29 Mar 2016

How to vertically scale an Amazon instance?

Yes.  This is an incredible feature of AWS and cloud virtualization.  Spinup a new larger instance than the one you are currently running.  Pause that instance and detach the root ebs volume from this server and discard.  Then stop your live instance, detach its root volume.  Note the unique device ID and attach that root volume to your new server.   And the start it again.  Voila you have scaled vertically in-place!!

Types of Scaling



What is auto-scaling? How does it work?

Autoscaling is a feature of AWS which allows you to configure and automatically provision and spinup new instances without the need for your intervention.  You do this by setting thresholds and metrics to monitor.  When those thresholds are crossed a new instance of your choosing will be spun up, configured, and rolled into the load balancer pool.  Voila you’ve scaled horizontally without any operator intervention!



With MySQL databases autoscaling can get a little dicey, so we wrote a guide to autoscaling MySQL on amazon EC2.



What automation tools can I use to spinup servers?

The most obvious way is to roll-your-own scripts, and use the AWS API tools.  Such scripts could be written in bash, perl or other language or your choice.  Next option is to use a configuration management and provisioning tool like puppet or better it’s successor Opscode Chef.  You might also look towards a tool like Scalr.  Lastly you can go with a managed solution such as Rightscale.


1. AWS API Tools : https://aws.amazon.com/developertools/351
2. OpsCode Chef : https://www.chef.io/





4. RightScale:   http://www.rightscale.com/

           




TOP AWS Interview Questions

What is configuration management?
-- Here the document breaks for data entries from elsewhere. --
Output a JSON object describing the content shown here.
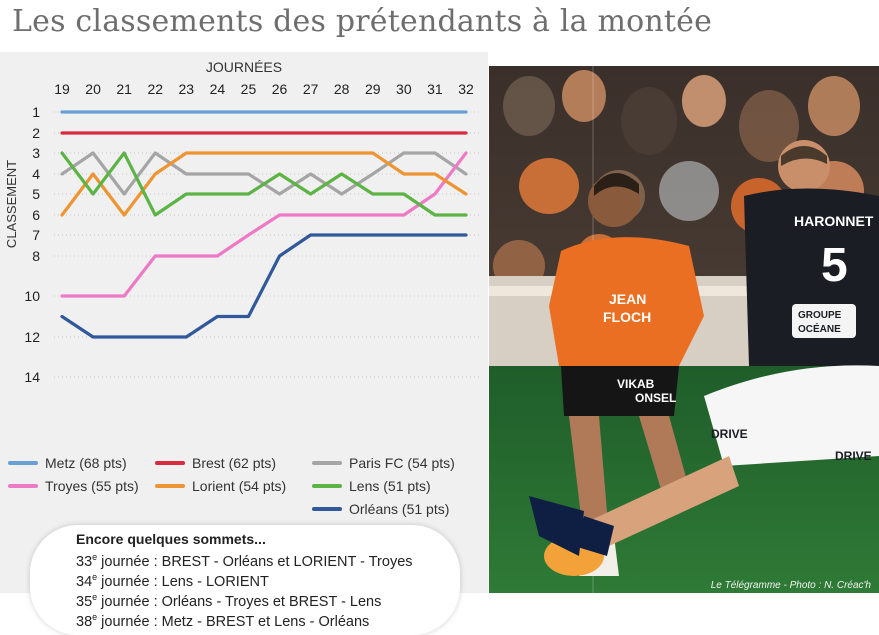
{
  "title": "Les classements des prétendants à la montée",
  "chart_data": {
    "type": "line",
    "title": "Les classements des prétendants à la montée",
    "xlabel": "JOURNÉES",
    "ylabel": "CLASSEMENT",
    "x": [
      19,
      20,
      21,
      22,
      23,
      24,
      25,
      26,
      27,
      28,
      29,
      30,
      31,
      32
    ],
    "y_ticks": [
      1,
      2,
      3,
      4,
      5,
      6,
      7,
      8,
      10,
      12,
      14
    ],
    "ylim": [
      1,
      14
    ],
    "y_inverted": true,
    "grid": true,
    "series": [
      {
        "name": "Metz (68 pts)",
        "color": "#6a9fd6",
        "values": [
          1,
          1,
          1,
          1,
          1,
          1,
          1,
          1,
          1,
          1,
          1,
          1,
          1,
          1
        ]
      },
      {
        "name": "Brest (62 pts)",
        "color": "#d92a3f",
        "values": [
          2,
          2,
          2,
          2,
          2,
          2,
          2,
          2,
          2,
          2,
          2,
          2,
          2,
          2
        ]
      },
      {
        "name": "Paris FC (54 pts)",
        "color": "#a5a5a5",
        "values": [
          4,
          3,
          5,
          3,
          4,
          4,
          4,
          5,
          4,
          5,
          4,
          3,
          3,
          4
        ]
      },
      {
        "name": "Troyes (55 pts)",
        "color": "#ee7ac6",
        "values": [
          10,
          10,
          10,
          8,
          8,
          8,
          7,
          6,
          6,
          6,
          6,
          6,
          5,
          3
        ]
      },
      {
        "name": "Lorient (54 pts)",
        "color": "#ee9432",
        "values": [
          6,
          4,
          6,
          4,
          3,
          3,
          3,
          3,
          3,
          3,
          3,
          4,
          4,
          5
        ]
      },
      {
        "name": "Lens (51 pts)",
        "color": "#5cb346",
        "values": [
          3,
          5,
          3,
          6,
          5,
          5,
          5,
          4,
          5,
          4,
          5,
          5,
          6,
          6
        ]
      },
      {
        "name": "Orléans (51 pts)",
        "color": "#31589a",
        "values": [
          11,
          12,
          12,
          12,
          12,
          11,
          11,
          8,
          7,
          7,
          7,
          7,
          7,
          7
        ]
      }
    ]
  },
  "sommets": {
    "title": "Encore quelques sommets...",
    "rows": [
      {
        "num": "33",
        "sup": "e",
        "text": " journée : BREST - Orléans et LORIENT - Troyes"
      },
      {
        "num": "34",
        "sup": "e",
        "text": " journée : Lens - LORIENT"
      },
      {
        "num": "35",
        "sup": "e",
        "text": " journée : Orléans - Troyes et BREST - Lens"
      },
      {
        "num": "38",
        "sup": "e",
        "text": " journée : Metz - BREST et Lens - Orléans"
      }
    ]
  },
  "photo": {
    "credit": "Le Télégramme - Photo : N. Créac'h",
    "jersey_left_sponsor_1": "JEAN",
    "jersey_left_sponsor_2": "FLOCH",
    "shorts_left": "VIKAB",
    "shorts_left_2": "ONSEL",
    "jersey_right_name": "HARONNET",
    "jersey_right_number": "5",
    "jersey_right_sponsor_1": "GROUPE",
    "jersey_right_sponsor_2": "OCÉANE",
    "shorts_right": "DRIVE",
    "shorts_right_2": "DRIVE"
  }
}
Why would I want to use it with cloud provisioning of resources?


Configuration management has been around for a long time in web operations and systems administration.  Yet the cultural popularity of it has been limited.  Most systems administrators configure machines as software was developed before version control – that is manually making changes on servers.  Each server can then and usually is slightly different.  Troubleshooting though is straightforward as you login to the box and operate on it directly.  Configuration management brings a large automation tool into the picture, managing servers like strings of a puppet.  This forces standardization, best practices, and reproducibility as all configs are versioned and managed.  It also introduces a new way of working which is the biggest hurdle to its adoption.




Enter the cloud, and configuration management becomes even more critical.  That’s because virtual servers such as amazons EC2 instances are much less reliable than physical ones.  You absolutely need a mechanism to rebuild them as-is at any moment.  This pushes best practices like automation, reproducibility and disaster recovery into center stage.

Explain how you would simulate perimeter security using Amazon Web Services model?

Traditional perimeter security that we’re already familiar with using firewalls and so forth is not supported in the Amazon EC2 world.  AWS supports security groups.  One can create a security group for a jump box with ssh access – only port 22 open.  From there a webserver group and database group are created.  The webserver group allows 80 and 443 from the world, but port 22 *only* from the jump box group.  Further the database group allows port 3306 from the webserver group and port 22 from the jump box group.  Add any machines to the webserver group and they can all hit the database.  No one from the world can, and no one can directly ssh to any of your boxes.